The complexion of the Canadian automotive market landscape is set to change as Chinese EV giant BYD (Build Your Dreams) prepares a nationwide launch for 2026. The move follows a January 2026 trade agreement between Ottawa and Beijing announced this past January, which slashed previously prohibitive 100-percent tariffs down to 6.1 percent. That will initially be within a quota of up to 49,000 electric vehicles annually, which could rise to 70,000 by 2030.

BYD has confirmed plans to open 20 branded dealerships within its first year.

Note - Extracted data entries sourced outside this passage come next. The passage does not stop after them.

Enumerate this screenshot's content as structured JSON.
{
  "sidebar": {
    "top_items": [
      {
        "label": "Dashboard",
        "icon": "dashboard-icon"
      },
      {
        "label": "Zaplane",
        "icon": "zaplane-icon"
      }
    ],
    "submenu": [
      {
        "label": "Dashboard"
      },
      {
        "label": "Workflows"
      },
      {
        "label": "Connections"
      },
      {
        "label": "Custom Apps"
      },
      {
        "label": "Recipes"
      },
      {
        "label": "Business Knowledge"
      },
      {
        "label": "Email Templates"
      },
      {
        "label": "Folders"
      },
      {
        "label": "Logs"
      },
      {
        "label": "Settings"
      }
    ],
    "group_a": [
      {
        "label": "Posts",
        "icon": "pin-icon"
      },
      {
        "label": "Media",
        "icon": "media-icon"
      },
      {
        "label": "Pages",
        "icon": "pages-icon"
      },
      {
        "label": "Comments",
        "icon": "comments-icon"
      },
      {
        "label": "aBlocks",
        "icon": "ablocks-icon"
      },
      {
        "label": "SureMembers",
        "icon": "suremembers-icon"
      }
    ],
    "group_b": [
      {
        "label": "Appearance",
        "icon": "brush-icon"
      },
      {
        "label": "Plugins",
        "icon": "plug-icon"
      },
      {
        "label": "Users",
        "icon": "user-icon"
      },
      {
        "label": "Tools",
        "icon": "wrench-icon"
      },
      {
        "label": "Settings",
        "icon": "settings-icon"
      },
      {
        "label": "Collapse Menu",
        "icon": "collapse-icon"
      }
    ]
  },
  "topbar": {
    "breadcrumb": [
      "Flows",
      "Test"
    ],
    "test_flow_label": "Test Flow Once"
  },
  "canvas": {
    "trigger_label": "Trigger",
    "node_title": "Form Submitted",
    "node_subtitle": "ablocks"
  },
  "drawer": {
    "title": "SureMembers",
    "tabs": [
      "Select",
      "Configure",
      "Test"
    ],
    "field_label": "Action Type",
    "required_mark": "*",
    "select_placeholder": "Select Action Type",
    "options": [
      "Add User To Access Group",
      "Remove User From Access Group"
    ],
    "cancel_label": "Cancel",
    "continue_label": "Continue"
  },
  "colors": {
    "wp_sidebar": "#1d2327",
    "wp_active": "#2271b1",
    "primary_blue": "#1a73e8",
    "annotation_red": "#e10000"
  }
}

While initial discussions are focused on the Greater Toronto Area, the rollout will quickly expand to Vancouver, Montreal and Calgary.

This footprint targets Canada's high-volume EV hubs in British Columbia and Quebec, while also making a surprising push into Alberta. 

The Alberta angle
Despite Calgary’s historically low EV adoption rate and harsh winters, BYD believes its second-generation Blade Battery, which can "flash charge" from 20 to 97 percent in just 12 minutes at -20°C, will alleviate cold-weather range anxiety for prairie drivers. BYD may also feel it has open road ahead of it there, given that no maker of EVs outside of Tesla has much of a presence in the Albertan market.

BYD Atto
BYD Atto | Photo: BYD

Disruptive pricing and model lineup
We don’t yet know which models BYD plans to bring to Canada in its first wave of imports, but among the possibilities are:

  • - the Seagull, which could hit the market as its most affordable BEV (some are projecting a starting price near $25,000 CAD;
  • - the Dolphin, a budget-conscious hatchback that could land near the $35,000 CAD mark;
  • - the Atto 3, compact SUV, which could be priced around $39,000 CAD;
  • - the Seal, a high-spec sedan aimed squarely at the Tesla Model 3, with a possible entry price of $49,000 CAD.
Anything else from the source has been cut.